I also spoke to my friend Bongani, who is in charge of Zulu news at our country’s public broadcaster. He is older and closer to his roots than Lindelwa. After a little chuckle he said: “Didn’t most slaves come from West Africa? I’m unsure how she can say she is a Zulu — I take it with a pinch of salt. As you know we can trace our ancestry back right to where we come from. Now Oprah will have to do that through a Zulu family, which has its own traditions, to establish her roots as a Zulu. It is highly unlikely that it will be successful. But in the unlikely event of that happening she will then have to slaughter a goat as offering to the departed ancestors, who will then have to decide if Oprah is really a Zulu… and that will be even tougher.”


Personally, my ancestors apparently came from Ireland, Holland, Scotland, France, and mixed it up like a good crossover world music tune, with indigenous people here. I don’t feel any ancestral link with someone in France or Holland for that matter. I am an African. I feel edgy when I haven’t smelled the dust, heard the multilingual street noises, or seen the bright orange sunsets for longer than a month. I have more in common with people with names like Sandile, Nonkwazi, Modibedi, Puleng, Faizel, Altaaf, Piet than with people with names like John, James and Annie (no offence to any Johns, James’s or Annies reading this, because I simply trying to make a point). But I don’t have much choice, because that is who I am. I am a South African, with Afrikaans as mother tongue. I feel a great affinity for this African continent. I am also a socialist, rugby-loving, music obsessive with a range of other identities, some evolving, some diminishing. Identities, everyone’s identities, are based on one’s bloodline, geography, tastes, associations, likes and dislikes. But the big ones, like one’s ethnicity can’t be bought.

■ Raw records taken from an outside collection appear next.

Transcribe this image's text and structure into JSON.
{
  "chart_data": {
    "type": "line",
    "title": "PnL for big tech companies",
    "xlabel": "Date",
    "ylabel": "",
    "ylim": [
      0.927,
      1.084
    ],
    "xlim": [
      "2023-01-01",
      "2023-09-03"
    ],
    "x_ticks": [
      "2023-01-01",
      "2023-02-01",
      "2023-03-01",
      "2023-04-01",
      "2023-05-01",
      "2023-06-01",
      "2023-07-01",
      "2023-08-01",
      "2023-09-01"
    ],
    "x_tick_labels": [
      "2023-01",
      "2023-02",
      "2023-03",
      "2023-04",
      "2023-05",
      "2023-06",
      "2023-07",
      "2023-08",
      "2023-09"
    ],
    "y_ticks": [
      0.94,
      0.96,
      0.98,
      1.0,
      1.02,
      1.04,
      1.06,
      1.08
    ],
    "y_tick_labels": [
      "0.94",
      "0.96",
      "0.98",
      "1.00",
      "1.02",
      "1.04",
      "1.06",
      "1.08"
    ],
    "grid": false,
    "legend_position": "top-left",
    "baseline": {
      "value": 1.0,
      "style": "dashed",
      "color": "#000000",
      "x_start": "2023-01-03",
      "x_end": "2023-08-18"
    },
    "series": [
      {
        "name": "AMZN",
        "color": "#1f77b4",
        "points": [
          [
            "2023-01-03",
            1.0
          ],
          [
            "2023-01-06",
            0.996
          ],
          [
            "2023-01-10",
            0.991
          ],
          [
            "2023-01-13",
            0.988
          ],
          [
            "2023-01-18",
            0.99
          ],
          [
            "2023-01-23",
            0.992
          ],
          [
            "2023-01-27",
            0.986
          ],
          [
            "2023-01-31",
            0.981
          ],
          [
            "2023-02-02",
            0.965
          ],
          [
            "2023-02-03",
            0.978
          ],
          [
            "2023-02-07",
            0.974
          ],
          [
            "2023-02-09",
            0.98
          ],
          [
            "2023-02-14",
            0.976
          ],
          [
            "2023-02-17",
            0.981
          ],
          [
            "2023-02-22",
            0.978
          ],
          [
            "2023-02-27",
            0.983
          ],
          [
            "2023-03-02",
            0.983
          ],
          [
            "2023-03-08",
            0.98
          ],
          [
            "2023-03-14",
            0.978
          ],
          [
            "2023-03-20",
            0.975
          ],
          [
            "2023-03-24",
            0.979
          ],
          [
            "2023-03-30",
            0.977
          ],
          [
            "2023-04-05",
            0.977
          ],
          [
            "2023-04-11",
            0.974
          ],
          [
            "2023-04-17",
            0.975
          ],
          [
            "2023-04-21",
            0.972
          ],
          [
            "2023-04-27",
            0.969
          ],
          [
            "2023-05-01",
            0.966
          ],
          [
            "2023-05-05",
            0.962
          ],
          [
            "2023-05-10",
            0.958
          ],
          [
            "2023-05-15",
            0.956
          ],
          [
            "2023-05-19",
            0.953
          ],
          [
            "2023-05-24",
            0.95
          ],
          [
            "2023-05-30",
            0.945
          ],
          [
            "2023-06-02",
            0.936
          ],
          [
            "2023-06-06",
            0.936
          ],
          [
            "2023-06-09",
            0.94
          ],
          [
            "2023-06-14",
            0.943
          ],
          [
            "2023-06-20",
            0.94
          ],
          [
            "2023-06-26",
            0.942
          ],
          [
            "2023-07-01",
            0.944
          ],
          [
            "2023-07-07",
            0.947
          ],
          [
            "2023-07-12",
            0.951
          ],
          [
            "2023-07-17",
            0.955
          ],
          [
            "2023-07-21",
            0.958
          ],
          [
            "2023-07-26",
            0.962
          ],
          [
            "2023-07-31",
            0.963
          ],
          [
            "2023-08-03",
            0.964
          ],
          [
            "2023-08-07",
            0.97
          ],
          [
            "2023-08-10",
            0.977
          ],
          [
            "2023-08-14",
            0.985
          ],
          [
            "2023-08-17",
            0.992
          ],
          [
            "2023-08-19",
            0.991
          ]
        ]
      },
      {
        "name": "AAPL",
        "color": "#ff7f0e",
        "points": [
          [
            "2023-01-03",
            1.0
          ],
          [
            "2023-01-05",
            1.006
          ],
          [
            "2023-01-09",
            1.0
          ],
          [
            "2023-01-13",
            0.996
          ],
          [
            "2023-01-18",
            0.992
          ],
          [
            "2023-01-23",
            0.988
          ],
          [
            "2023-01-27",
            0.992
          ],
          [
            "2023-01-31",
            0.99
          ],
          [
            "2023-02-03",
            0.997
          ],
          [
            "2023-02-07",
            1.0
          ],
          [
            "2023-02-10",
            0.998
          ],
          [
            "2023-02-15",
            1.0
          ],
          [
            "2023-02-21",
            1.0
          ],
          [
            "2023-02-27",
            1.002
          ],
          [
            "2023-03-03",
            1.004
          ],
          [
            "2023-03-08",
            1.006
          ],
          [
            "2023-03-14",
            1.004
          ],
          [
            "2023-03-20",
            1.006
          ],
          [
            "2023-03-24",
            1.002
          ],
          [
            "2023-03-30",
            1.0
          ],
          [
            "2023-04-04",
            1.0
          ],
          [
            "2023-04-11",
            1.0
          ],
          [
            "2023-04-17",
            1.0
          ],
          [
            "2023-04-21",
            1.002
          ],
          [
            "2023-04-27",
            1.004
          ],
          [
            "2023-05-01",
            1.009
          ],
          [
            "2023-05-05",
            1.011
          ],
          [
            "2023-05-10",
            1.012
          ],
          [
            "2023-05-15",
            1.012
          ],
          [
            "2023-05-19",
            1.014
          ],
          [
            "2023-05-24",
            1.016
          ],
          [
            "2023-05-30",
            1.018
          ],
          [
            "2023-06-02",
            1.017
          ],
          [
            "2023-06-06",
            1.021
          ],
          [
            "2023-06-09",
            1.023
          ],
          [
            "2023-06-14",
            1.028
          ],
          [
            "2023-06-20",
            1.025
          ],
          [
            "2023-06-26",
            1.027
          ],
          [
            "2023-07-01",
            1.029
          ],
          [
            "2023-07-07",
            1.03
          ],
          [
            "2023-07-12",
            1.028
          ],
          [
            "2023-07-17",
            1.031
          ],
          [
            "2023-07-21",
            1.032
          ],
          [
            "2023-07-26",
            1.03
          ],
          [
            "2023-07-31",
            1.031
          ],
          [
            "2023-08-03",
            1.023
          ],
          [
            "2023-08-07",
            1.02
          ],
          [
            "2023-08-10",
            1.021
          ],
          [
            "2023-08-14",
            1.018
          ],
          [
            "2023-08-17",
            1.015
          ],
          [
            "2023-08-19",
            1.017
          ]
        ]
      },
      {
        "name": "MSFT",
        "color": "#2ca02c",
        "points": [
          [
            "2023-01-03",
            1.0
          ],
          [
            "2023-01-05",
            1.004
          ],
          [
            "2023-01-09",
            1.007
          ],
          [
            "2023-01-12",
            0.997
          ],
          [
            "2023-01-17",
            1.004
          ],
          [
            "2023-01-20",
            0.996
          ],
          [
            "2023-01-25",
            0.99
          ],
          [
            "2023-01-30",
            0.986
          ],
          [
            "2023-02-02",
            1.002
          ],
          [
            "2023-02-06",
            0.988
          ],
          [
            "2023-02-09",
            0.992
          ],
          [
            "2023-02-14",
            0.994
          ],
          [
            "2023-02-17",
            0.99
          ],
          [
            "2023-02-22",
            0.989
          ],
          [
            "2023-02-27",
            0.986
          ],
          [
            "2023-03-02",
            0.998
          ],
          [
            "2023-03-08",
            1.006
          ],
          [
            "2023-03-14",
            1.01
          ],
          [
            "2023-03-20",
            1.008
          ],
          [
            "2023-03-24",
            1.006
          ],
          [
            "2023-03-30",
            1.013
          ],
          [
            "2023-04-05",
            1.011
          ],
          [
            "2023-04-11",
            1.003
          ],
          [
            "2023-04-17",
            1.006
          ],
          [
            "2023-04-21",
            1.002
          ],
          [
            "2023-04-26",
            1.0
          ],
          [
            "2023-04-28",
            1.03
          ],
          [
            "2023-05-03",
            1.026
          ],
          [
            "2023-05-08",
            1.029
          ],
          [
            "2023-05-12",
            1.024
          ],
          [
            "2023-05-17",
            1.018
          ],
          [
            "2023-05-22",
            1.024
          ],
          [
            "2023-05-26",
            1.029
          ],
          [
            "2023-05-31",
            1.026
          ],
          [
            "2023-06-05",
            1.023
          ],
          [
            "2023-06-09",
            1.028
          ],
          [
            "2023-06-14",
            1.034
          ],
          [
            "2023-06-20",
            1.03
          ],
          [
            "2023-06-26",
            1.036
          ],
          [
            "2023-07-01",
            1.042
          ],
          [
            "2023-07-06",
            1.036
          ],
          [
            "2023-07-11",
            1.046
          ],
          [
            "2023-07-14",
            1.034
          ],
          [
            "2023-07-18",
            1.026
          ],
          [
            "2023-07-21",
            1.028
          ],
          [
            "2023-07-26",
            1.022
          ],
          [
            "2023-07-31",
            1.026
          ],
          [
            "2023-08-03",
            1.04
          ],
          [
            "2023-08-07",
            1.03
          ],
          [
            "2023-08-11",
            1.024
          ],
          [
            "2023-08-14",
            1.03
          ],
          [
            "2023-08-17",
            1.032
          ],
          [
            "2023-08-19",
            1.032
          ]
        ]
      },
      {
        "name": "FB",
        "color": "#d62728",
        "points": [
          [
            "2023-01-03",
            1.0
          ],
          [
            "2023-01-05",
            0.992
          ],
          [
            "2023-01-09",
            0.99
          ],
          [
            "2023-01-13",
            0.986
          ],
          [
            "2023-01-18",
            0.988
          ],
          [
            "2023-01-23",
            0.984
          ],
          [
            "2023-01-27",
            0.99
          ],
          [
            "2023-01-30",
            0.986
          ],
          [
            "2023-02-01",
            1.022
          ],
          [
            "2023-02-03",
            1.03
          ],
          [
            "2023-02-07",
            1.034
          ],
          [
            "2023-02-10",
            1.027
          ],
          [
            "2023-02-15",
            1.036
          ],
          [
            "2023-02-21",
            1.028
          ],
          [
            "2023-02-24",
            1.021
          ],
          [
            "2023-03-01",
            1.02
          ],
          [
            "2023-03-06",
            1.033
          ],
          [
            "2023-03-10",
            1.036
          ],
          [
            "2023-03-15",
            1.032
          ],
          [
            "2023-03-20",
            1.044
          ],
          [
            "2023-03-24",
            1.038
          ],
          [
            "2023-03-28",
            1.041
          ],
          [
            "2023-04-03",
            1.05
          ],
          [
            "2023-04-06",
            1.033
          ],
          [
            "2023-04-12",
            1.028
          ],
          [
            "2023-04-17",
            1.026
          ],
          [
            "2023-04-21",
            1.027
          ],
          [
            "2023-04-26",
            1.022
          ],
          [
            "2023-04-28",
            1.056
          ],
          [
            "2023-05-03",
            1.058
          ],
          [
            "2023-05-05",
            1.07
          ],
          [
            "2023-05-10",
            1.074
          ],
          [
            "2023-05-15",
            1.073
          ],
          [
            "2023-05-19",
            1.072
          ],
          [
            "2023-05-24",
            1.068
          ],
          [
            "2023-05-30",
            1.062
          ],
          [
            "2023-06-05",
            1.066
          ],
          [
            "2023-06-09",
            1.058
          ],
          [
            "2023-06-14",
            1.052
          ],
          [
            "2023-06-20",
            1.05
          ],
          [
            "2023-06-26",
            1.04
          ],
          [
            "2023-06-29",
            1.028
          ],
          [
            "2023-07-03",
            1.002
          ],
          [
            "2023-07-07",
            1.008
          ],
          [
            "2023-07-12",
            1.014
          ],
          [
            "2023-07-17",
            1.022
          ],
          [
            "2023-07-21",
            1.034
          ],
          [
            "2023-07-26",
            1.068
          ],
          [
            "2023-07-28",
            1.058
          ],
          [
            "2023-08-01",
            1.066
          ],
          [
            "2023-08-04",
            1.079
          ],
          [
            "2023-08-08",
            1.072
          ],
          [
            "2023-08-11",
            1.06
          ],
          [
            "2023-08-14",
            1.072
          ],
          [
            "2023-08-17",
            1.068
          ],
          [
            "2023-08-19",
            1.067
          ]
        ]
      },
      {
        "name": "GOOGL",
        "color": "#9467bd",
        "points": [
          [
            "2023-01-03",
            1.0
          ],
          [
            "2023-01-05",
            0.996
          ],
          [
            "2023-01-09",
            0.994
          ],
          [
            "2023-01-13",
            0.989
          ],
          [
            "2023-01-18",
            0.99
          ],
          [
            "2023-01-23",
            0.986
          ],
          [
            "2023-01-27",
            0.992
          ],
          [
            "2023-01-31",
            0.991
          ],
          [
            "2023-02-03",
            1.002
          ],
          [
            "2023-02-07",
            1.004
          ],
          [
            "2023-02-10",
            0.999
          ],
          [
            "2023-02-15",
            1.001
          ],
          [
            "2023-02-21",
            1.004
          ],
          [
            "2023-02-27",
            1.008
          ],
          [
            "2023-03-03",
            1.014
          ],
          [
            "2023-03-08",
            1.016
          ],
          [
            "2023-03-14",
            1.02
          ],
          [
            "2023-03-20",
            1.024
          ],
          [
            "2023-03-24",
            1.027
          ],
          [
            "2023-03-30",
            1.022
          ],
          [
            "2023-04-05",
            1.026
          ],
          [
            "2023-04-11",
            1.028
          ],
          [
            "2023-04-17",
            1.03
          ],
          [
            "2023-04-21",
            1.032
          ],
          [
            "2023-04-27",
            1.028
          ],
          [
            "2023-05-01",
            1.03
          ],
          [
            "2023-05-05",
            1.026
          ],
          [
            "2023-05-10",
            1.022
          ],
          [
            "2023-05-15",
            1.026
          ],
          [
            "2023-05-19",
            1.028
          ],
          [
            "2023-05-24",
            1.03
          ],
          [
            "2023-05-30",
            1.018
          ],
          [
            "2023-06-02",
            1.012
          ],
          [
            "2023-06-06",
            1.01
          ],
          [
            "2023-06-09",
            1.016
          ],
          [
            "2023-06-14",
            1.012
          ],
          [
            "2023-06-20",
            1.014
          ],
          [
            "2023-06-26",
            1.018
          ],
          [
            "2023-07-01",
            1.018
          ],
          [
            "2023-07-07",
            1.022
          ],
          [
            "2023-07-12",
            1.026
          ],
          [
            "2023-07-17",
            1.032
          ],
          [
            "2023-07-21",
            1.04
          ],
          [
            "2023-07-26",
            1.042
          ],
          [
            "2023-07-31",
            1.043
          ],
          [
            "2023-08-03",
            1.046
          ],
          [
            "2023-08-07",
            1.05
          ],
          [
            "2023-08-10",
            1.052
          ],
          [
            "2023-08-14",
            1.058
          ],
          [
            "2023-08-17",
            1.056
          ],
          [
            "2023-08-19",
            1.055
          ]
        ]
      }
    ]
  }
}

But there is an option for you, Oprah, even though it is not the real thing. You can even become an honorary Zulu, like me. During our struggle days I developed a close friendship with a leading, politically involved family in one of our townships. Their surname is Nkosi. Whenever I visited them they insisted that I use Thabo, my Sotho nickname, which means the “happy one”. Nkosi is an honour name, which they bestowed on me. But as soon as I drove home I became Charles Leonard, again…


But dear Oprah, please don’t see my critique of your perceived Zulu-ness as a rejection. You are more than welcome here and you don’t have to go over the top by finding fake Zulu roots in order for us to accept you as an African, albeit one with American residency, to quote my friend Jeru. We are generous, large-hearted people on this diverse continent, especially when it comes to people who see this as their home from home. But please respect us, our traditions, sensitivities, and our history, past and not so far in the past. Hamba Kahle (go well), Oprah, and see you soon!